Lia – Capítulo 16

Foi ainda um dia desses que ela estava sozinha na rua e se deu conta de que andava sempre com os olhos cravados no chão. Por mais que tentasse cuidar da postura, por mais que estivesse feliz, animada ou deprimida, abandonada. Isso nunca se alterava. Ela caminha sempre com os olhos presos a um ponto cerca de quarenta centímetros à frente do bico do sapato. Nas pedras.

Lia caminha cabisbaixa.

Ainda agorinha, dia desses, quando se deu conta disso, ela estava com 57 anos. Ainda agora, percebeu que mantinha os olhos humildemente presos ao chão há cerca de 44.

*

Foi perto da praça Carlos Gomes.

Ela estava com a Sandra naquele momento. Indo a algum lugar, ainda que por nada nesse mundo consiga agora saber a que lugar, ou porquê. Para quê? Mas a presença da Sandra é um dado claro da memória do dia. Assim como o fato de que o ânimo das duas parecia supor que estivessem “indo”. Aquilo não era embalo de “volta”. Estavam determinadas, aceleradas, apressadas, certamente conversando, rindo, gesticulando, contentes com mais nada. Satisfeitas como sempre aos treze anos.

Mais do que muito certamente elas estariam com os olhos presos uma na outra, cabeça alta, corpo empinado. Isso foi no tempo do corpo empinado, coluna ereta, olhos no horizonte. Ou na Sandra, outro horizonte.

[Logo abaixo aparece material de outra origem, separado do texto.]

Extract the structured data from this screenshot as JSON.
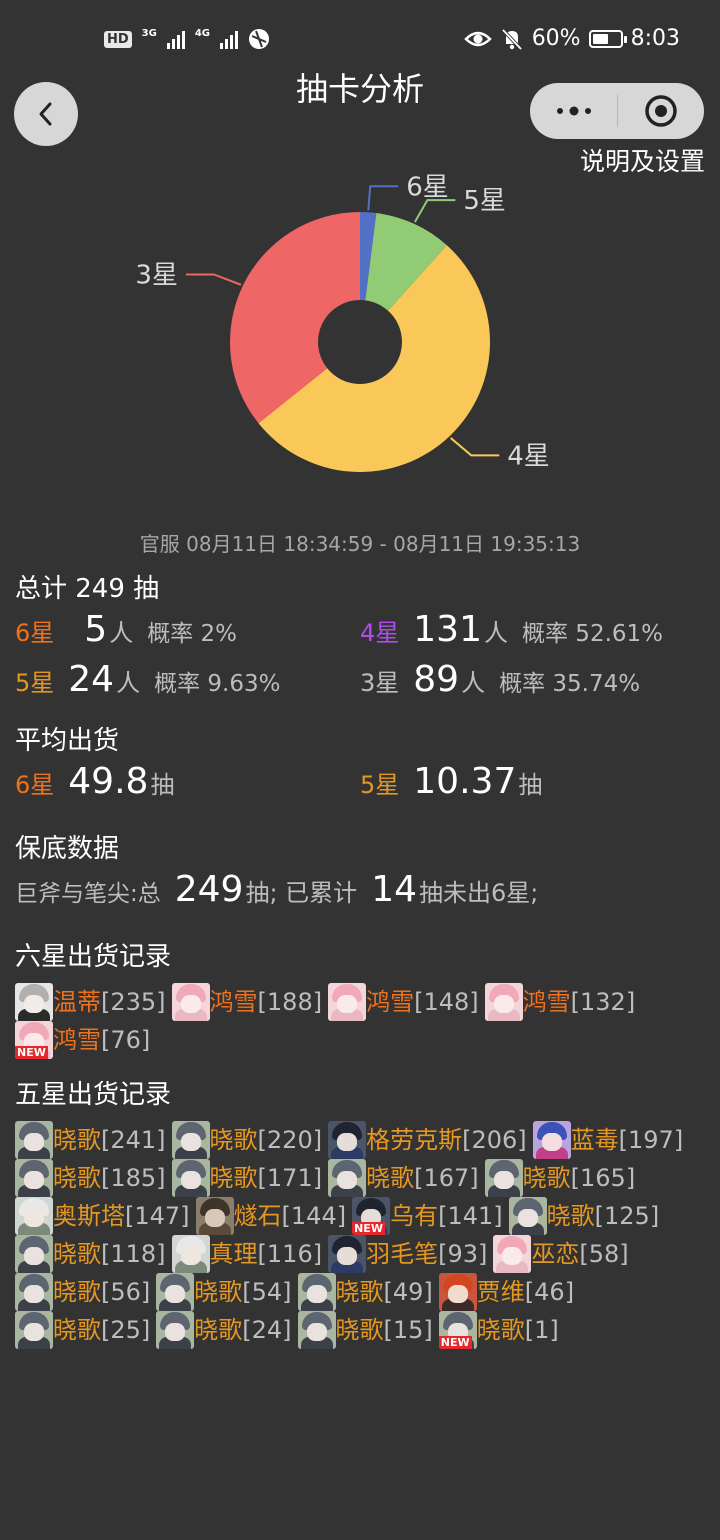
{
  "status_bar": {
    "hd": "HD",
    "sim": "2",
    "net1": "3G",
    "net2": "4G",
    "battery": "60%",
    "battery_level": 0.6,
    "time": "8:03"
  },
  "nav": {
    "title": "抽卡分析",
    "back_icon": "chevron-left-icon",
    "more_icon": "more-dots-icon",
    "target_icon": "target-icon",
    "settings_link": "说明及设置"
  },
  "chart_data": {
    "type": "pie",
    "donut": true,
    "categories": [
      "6星",
      "5星",
      "4星",
      "3星"
    ],
    "values": [
      5,
      24,
      131,
      89
    ],
    "colors": [
      "#5470c6",
      "#91cc75",
      "#fac858",
      "#ee6666"
    ]
  },
  "summary": {
    "time_range": "官服 08月11日 18:34:59 - 08月11日 19:35:13",
    "total_title": "总计 249 抽",
    "stats": [
      {
        "star": "6星",
        "count": "5",
        "unit": "人",
        "rate": "概率 2%"
      },
      {
        "star": "4星",
        "count": "131",
        "unit": "人",
        "rate": "概率 52.61%"
      },
      {
        "star": "5星",
        "count": "24",
        "unit": "人",
        "rate": "概率 9.63%"
      },
      {
        "star": "3星",
        "count": "89",
        "unit": "人",
        "rate": "概率 35.74%"
      }
    ]
  },
  "average": {
    "title": "平均出货",
    "six_star": "6星",
    "six_value": "49.8",
    "five_star": "5星",
    "five_value": "10.37",
    "unit": "抽"
  },
  "pity": {
    "title": "保底数据",
    "pool_prefix": "巨斧与笔尖:总",
    "total": "249",
    "mid": "抽; 已累计",
    "since": "14",
    "suffix": "抽未出6星;"
  },
  "six_star_records": {
    "title": "六星出货记录",
    "items": [
      {
        "name": "温蒂",
        "count": "[235]",
        "new": false,
        "avatar": "wendy"
      },
      {
        "name": "鸿雪",
        "count": "[188]",
        "new": false,
        "avatar": "pink"
      },
      {
        "name": "鸿雪",
        "count": "[148]",
        "new": false,
        "avatar": "pink"
      },
      {
        "name": "鸿雪",
        "count": "[132]",
        "new": false,
        "avatar": "pink"
      },
      {
        "name": "鸿雪",
        "count": "[76]",
        "new": true,
        "new_label": "NEW",
        "avatar": "pink"
      }
    ]
  },
  "five_star_records": {
    "title": "五星出货记录",
    "items": [
      {
        "name": "晓歌",
        "count": "[241]",
        "new": false,
        "avatar": "grey"
      },
      {
        "name": "晓歌",
        "count": "[220]",
        "new": false,
        "avatar": "grey"
      },
      {
        "name": "格劳克斯",
        "count": "[206]",
        "new": false,
        "avatar": "dark"
      },
      {
        "name": "蓝毒",
        "count": "[197]",
        "new": false,
        "avatar": "blue"
      },
      {
        "name": "晓歌",
        "count": "[185]",
        "new": false,
        "avatar": "grey"
      },
      {
        "name": "晓歌",
        "count": "[171]",
        "new": false,
        "avatar": "grey"
      },
      {
        "name": "晓歌",
        "count": "[167]",
        "new": false,
        "avatar": "grey"
      },
      {
        "name": "晓歌",
        "count": "[165]",
        "new": false,
        "avatar": "grey"
      },
      {
        "name": "奥斯塔",
        "count": "[147]",
        "new": false,
        "avatar": "white"
      },
      {
        "name": "燧石",
        "count": "[144]",
        "new": false,
        "avatar": "brown"
      },
      {
        "name": "乌有",
        "count": "[141]",
        "new": true,
        "new_label": "NEW",
        "avatar": "dark"
      },
      {
        "name": "晓歌",
        "count": "[125]",
        "new": false,
        "avatar": "grey"
      },
      {
        "name": "晓歌",
        "count": "[118]",
        "new": false,
        "avatar": "grey"
      },
      {
        "name": "真理",
        "count": "[116]",
        "new": false,
        "avatar": "white"
      },
      {
        "name": "羽毛笔",
        "count": "[93]",
        "new": false,
        "avatar": "dark"
      },
      {
        "name": "巫恋",
        "count": "[58]",
        "new": false,
        "avatar": "pink"
      },
      {
        "name": "晓歌",
        "count": "[56]",
        "new": false,
        "avatar": "grey"
      },
      {
        "name": "晓歌",
        "count": "[54]",
        "new": false,
        "avatar": "grey"
      },
      {
        "name": "晓歌",
        "count": "[49]",
        "new": false,
        "avatar": "grey"
      },
      {
        "name": "贾维",
        "count": "[46]",
        "new": false,
        "avatar": "red"
      },
      {
        "name": "晓歌",
        "count": "[25]",
        "new": false,
        "avatar": "grey"
      },
      {
        "name": "晓歌",
        "count": "[24]",
        "new": false,
        "avatar": "grey"
      },
      {
        "name": "晓歌",
        "count": "[15]",
        "new": false,
        "avatar": "grey"
      },
      {
        "name": "晓歌",
        "count": "[1]",
        "new": true,
        "new_label": "NEW",
        "avatar": "grey"
      }
    ]
  }
}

Isso foi no tempo, também, em que ver um mendigo se aproximando não gerava necessariamente sensações de alarme. Não dava medo e necessidade de virar, atravessar a rua. Os mendigos eram menos frequentes, mas ao mesmo tempo mais presentes. Menos invisíveis. Eram pessoas que você ajudava se pudesse. Eram pessoas.

Mas aquele senhor, não.

Era ele quem queria “ajudar”.

*

Menos de dez anos antes disso, Lia e Sandra brincavam de boneca ao lado do laguinho de um parque. Bonecas aventureiras. Exploradoras. Não eram de se acomodar longe da margem, bem seguras. E a boneca da Lia caiu no lago.

Perdeu-se.

Lábio trêmulo, ela olhou para a amiga, que sem saber o que fazer devolveu seu olhar para a mãe. Lia ainda estava a anos de se ver no papel de mãe, ainda estava naquele dia a anos do momento em que valorizaria aquele olhar da Sandra e a confiança que ele representava. Ela naquele momento ainda vivia num mundo apenas magicamente protegido pelas mães.

E a dona Norma resolveu. Ela sempre resolvia.

Mas o que ela fez foi chamar uma menina de rua que estava por ali, mendiga ou o filha de mendigo, e dar um dinheirinho pra ela entrar no lago e pegar a boneca da Lia. E ela entrou. No lago frio, gosmento, no lago sujo. E pegou a boneca.

Só que em vez de entregar pra dona Norma, ela veio direto, com uns olhos pretos gigantes, deixar a boneca na mão da Lia.

Que pegou. A boneca.

Que passou para a menina a nota dobrada que a dona Norma nesse momento lhe dava.

Que agradeceu. À menina.

Agradeceu pela devolução de uma boneca que a menina jamais teria. Nunca teria como ter. E pagou por aquilo. Pelo gesto. Pagou porque a menina entrou na água suja e salvou sua filha. Que nunca teria. E devolveu.

A menina foi embora, chamada de longe pela mãe.

Lia nunca se sentiu tão pouca. Tão rala. Tão rasa. Tão cabisbaixa.

*

Quando o mendigo se aproximou delas, Lia não tinha na memória o rosto de olhos imensos da menina do parque. Eram tempos em que mendigos eram menos invisíveis, mais presentes, afinal.

Mas quando novamente a calçada diante delas se viu vazia, quando apenas a lembrança imediata do encontro ocupava a memória de Lia, com o mendigo já dois passos para trás, seguindo rumo a sair para sempre da sua vida, foi aí que aquele olhar retornou e caiu como um toldo sobre o mundo e sob o sol. Como divisória entre Lia e aquele homem, que era o mundo. Para sempre.

Logo depois do instante em que, direto na cara da Lia, o mendigo disse apenas, contrafeito, talvez irritado, mas não agressivo:

— Por que essa cara erguida? Baixa a cabeça, orgulhosa.